Zurich Financial Services, the $56bn global insurance firm, now knows exactly how much it will pay to process each of the 400,000 documents a day it receives for the next 10 years.
This is the result of an innovative deal it has struck with Swiss Post. For a volume-dependent unit cost fixed for the next decade, Swiss Post will carry, capture, digitise and archive Zurich's incoming and outgoing post and international intra-company mail.
All correspondence are scanned on scanners and all-in-one scanner/printer/fax devices. Using Kofax’s document capture and document exchange software to capture the content, they automatically transfer the digital data to an IBM FileNet workflow and archiving application.
The aim is to stop handling paper as soon as possible, said Brian Cosgrove, Zurich's pan-European programming manager and the executive responsible for the project. This is because digital files are cheaper, easier and more flexible to handle, and easier to retrieve.
This should lead to greater efficiency and better productivity. A document destruction schedule, which ensures that paperwork is kept no longer than regulations require, is a key part of the scheme.
The deal came from tough haggling, said Cosgrove, who negotiated the deal with Swiss Post's services director Charles Parrington-Tyler.
It covers Zurich's General, Life and Corporate business units. The scheme kicks off in the UK and Switzerland this quarter. Germany, Italy, Spain and Austria will follow later. More countries, including its Zurich's US subsidiary, Farmers Insurance, will join, depending on their business volumes and maturity of their IT systems, said Cosgrove.
Cosgrove declined to give details of the value of the deal. "The company has said it aims to reduce its operating costs by 20%," he said. "I can say that my financial director was very pleased with the cost benefit analysis."

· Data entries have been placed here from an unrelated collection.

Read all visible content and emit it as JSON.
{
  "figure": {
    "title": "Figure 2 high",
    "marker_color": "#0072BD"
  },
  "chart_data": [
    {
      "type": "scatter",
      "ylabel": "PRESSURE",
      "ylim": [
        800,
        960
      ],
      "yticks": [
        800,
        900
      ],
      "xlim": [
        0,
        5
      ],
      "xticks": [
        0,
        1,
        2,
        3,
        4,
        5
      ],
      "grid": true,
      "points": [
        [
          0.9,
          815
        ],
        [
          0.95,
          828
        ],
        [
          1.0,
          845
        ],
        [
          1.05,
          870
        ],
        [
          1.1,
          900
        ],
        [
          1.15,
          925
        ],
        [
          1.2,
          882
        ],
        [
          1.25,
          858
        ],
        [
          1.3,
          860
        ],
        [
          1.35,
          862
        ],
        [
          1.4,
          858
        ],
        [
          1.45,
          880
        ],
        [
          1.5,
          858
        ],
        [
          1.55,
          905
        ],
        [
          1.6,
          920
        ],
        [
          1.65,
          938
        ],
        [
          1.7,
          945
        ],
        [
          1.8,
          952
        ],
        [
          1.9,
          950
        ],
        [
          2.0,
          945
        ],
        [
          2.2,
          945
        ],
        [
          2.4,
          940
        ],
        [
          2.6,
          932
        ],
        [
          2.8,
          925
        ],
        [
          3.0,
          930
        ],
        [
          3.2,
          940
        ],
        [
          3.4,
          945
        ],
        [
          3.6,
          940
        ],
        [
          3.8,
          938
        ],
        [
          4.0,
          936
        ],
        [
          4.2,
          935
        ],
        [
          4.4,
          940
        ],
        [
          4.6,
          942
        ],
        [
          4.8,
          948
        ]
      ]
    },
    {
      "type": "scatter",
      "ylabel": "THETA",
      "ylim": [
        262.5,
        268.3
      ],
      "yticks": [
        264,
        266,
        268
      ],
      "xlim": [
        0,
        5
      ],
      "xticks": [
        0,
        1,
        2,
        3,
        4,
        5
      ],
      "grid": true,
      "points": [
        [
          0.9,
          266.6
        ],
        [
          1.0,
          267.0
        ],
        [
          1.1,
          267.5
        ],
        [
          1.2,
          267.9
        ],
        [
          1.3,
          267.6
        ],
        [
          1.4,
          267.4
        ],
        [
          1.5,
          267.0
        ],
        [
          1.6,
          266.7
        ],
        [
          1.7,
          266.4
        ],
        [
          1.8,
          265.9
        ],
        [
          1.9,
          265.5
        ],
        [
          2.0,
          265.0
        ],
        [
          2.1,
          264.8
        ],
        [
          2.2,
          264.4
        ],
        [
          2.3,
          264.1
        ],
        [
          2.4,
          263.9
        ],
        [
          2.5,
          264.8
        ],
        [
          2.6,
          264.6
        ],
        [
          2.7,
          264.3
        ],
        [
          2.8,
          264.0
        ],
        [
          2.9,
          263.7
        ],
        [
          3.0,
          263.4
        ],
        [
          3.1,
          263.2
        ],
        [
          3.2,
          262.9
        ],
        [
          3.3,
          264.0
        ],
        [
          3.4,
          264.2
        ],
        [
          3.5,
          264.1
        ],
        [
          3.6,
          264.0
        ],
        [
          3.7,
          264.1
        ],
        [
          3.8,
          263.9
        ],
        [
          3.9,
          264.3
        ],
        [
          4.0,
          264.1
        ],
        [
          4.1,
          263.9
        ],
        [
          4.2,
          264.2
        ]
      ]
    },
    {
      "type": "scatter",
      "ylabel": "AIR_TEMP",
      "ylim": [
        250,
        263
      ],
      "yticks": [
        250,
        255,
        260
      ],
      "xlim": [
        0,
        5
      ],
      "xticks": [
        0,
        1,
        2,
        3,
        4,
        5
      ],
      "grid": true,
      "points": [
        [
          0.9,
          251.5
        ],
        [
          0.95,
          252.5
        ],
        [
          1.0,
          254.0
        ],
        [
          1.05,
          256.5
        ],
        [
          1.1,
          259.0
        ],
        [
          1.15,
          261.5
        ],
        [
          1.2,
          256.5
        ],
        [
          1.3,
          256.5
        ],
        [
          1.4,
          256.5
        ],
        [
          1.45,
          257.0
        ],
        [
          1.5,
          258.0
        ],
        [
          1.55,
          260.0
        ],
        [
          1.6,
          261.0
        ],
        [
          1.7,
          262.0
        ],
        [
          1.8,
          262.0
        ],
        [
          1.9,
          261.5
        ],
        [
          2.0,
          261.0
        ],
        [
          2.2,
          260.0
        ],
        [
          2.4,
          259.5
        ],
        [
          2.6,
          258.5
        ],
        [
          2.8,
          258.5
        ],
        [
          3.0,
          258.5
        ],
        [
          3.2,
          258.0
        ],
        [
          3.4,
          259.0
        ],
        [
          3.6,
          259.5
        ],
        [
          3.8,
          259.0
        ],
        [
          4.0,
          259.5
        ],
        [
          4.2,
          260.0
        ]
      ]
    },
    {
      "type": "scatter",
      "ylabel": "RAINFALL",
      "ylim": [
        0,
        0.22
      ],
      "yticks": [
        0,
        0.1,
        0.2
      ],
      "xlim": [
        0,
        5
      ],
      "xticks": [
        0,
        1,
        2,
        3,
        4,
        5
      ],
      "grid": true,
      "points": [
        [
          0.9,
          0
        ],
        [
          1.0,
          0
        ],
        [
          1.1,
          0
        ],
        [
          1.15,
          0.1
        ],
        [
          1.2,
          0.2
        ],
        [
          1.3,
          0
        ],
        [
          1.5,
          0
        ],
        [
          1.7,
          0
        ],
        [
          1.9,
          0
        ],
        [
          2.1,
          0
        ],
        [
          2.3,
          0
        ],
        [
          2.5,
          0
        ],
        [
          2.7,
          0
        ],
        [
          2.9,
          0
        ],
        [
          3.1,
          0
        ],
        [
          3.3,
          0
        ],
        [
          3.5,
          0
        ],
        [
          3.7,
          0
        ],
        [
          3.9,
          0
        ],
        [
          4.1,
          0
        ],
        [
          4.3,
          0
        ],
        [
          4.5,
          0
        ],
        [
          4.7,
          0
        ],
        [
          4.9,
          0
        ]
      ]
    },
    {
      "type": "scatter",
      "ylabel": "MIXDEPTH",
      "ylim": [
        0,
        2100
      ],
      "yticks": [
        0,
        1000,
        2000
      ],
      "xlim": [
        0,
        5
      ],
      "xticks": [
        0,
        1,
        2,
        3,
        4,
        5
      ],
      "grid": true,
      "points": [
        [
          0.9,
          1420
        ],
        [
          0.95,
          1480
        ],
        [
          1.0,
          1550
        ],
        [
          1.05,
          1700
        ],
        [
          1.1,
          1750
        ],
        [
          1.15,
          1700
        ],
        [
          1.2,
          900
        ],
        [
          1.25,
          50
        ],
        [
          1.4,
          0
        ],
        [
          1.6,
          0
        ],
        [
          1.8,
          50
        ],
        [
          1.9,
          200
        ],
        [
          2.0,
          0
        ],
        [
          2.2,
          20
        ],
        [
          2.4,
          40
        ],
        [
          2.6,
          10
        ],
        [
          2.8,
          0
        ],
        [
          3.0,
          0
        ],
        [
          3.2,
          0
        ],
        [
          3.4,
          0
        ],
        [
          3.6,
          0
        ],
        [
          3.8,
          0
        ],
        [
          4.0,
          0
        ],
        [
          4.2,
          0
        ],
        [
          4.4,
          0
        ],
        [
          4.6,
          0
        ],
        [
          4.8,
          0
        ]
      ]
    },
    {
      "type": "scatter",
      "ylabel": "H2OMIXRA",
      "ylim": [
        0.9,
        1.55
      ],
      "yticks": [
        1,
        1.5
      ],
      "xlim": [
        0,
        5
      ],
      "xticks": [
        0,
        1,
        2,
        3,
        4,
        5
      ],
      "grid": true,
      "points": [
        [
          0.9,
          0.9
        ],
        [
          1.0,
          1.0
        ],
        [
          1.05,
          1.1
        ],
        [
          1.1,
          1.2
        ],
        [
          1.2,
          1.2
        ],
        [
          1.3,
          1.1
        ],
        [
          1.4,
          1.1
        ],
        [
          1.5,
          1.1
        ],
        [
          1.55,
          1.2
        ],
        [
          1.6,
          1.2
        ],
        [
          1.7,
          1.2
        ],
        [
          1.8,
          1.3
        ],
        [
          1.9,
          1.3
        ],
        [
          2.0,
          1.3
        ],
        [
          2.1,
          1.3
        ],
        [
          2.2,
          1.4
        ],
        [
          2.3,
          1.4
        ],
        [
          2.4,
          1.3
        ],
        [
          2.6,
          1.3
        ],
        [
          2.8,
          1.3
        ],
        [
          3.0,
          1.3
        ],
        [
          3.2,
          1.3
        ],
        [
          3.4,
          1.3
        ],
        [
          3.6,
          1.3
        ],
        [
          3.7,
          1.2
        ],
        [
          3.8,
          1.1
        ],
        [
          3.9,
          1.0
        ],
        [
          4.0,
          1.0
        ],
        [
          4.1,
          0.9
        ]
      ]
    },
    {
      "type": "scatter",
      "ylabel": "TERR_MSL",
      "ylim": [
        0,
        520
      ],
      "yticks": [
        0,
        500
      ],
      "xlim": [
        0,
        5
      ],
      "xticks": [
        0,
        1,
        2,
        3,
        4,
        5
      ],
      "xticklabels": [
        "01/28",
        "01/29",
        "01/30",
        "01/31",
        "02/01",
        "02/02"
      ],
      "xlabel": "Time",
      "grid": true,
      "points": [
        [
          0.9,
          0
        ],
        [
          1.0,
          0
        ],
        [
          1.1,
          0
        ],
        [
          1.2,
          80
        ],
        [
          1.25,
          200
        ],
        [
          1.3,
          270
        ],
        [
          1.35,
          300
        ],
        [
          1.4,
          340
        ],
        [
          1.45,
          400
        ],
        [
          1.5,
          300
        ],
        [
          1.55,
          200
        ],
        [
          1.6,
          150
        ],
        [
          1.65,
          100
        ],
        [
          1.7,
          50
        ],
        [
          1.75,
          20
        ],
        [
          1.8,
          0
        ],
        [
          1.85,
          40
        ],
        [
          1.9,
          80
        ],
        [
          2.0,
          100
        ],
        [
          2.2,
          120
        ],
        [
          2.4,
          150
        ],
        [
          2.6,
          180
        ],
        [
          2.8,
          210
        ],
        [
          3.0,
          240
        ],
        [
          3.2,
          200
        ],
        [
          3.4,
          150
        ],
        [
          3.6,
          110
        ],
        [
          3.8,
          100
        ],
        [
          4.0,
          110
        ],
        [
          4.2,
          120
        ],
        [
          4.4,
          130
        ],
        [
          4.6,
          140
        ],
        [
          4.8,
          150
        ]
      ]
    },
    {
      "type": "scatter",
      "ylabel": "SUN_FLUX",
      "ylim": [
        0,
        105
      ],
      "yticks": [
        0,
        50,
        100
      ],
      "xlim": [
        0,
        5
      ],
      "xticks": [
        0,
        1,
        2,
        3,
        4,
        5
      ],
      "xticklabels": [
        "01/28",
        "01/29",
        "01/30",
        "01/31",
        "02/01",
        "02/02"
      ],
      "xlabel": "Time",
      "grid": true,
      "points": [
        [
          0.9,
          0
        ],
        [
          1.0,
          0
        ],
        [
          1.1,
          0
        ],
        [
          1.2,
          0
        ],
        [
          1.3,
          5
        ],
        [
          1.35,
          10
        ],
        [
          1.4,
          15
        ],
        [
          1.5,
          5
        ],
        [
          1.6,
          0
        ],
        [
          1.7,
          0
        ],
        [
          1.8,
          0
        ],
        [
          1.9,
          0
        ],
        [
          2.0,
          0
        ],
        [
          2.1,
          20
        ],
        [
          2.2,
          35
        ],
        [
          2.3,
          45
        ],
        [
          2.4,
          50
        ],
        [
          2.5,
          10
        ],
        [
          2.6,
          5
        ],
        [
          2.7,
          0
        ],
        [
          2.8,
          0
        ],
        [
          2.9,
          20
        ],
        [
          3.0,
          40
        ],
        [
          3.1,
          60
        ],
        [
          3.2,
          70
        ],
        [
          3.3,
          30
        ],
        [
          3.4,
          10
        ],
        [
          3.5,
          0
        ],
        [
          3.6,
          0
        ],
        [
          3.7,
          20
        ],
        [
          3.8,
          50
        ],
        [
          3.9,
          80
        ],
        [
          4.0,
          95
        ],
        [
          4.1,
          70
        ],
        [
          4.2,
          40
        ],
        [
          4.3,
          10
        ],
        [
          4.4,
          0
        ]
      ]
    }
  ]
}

The benefits were all "hard-costed", ie. financial, Cosgrove said, but the crucial driver was to improve the consistency of the customer experience in dealing with Zurich worldwide. This consistency is an advantage in the ruthlessly competitive financial services market, he said. "Five minutes saved looking for a paper file is five minutes more you can spend talking to your customer," he said.
Swiss Post will use its existing network of national datacentres, which use virtualised HP servers running VMware to drive Kofax scanners. Parrington-Tyler said, "We then process information from the documents so that we can integrate the extracted information and carry out additional processing, such as the application of business rules around the data."
The digitised data is then sent via secure links to a central Filenet server run by Zurich's IT department, where it is stored before being sent to the appropriate national office for use with internal business applications. Part of the data set identifies the target system or repository as well as any requirement to transform the images to other document formats.
The process is independent of the target system and enables the delivery of documents and data to any system, including the multiple Filenet repositories that Zurich uses. Once in a Filenet electronic document repository, Zurich staff can access them using their standard business applications, such as policy take-on and renewal and claims processing.